Obviously, if $f(z)$ is holomorphic on an open connected set $D$ and $f'(z)$ never vanishes, then around each point in $D$, we can find a neighbourhood in which $f(z)$ is invertible.
But what general conditions ensure that $f(z)$ is invertible on the whole of $D$? If, for instance, on the disc of radius $\frac{1}{2}$ around $(1+0i)$, we cannot invert $f(z)=z^{100}$.
It will suffice, I suppose, if $\Re (f'(z))$ never attains $0$. But no stronger conditions come to mind.
The inequality $\operatorname{Re}f'>0$ is sufficient for global invertibility in a convex domain, where one can integrate it along line segments to obtain $\operatorname{Re} \frac{f(a)-f(b)}{a-b}>0$ for all $a\ne b$. In general, it is not sufficient when the domain is not convex.

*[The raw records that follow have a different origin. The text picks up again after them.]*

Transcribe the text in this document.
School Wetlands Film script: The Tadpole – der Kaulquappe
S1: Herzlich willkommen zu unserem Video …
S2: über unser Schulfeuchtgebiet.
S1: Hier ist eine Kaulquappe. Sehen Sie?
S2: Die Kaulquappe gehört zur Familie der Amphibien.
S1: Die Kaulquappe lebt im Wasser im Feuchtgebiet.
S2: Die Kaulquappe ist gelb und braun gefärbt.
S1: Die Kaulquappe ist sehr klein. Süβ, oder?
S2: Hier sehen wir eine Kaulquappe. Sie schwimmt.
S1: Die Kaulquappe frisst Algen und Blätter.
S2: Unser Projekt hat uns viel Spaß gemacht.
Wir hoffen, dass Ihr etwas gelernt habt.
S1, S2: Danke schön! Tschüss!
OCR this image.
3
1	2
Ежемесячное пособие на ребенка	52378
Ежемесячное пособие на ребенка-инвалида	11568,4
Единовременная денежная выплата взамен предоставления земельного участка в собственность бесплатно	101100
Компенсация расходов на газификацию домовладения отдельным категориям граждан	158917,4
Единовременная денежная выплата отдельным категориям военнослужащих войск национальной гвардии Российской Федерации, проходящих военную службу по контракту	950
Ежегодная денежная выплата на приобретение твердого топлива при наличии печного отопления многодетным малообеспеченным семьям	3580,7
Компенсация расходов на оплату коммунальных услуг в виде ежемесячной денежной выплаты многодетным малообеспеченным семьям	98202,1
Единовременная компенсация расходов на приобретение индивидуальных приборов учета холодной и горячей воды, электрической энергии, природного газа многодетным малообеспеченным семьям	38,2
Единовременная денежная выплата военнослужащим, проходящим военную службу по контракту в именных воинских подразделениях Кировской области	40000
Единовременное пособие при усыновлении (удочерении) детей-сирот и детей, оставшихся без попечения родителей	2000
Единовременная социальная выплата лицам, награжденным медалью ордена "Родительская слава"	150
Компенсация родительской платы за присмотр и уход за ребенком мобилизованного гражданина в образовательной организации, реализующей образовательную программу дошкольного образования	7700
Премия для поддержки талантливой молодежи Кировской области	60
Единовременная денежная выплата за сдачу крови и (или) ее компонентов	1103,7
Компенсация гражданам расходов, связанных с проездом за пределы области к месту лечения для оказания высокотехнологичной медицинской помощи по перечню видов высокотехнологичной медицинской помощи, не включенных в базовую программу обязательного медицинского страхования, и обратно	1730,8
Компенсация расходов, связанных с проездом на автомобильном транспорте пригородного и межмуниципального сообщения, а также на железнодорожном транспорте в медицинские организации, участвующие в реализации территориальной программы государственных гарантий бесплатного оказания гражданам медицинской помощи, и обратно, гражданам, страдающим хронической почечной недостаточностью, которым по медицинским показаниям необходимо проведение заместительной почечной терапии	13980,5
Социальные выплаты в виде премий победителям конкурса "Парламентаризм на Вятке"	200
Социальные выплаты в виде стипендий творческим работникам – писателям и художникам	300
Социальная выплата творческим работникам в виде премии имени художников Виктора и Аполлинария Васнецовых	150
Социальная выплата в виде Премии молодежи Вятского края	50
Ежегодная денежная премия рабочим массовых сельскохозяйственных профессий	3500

There are many sufficient univalence criteria (search for this term) for holomorphic functions on the unit disk. They often involve the Schwarzian derivative $Sf(z) = (f''/f')' -\frac12(f''/f')^2$. The most notable is $|Sf(z)| \le 2/(1-|z|^2)^2$; Nehari's paper Univalence criteria depending on the Schwarzian derivative gives a few others.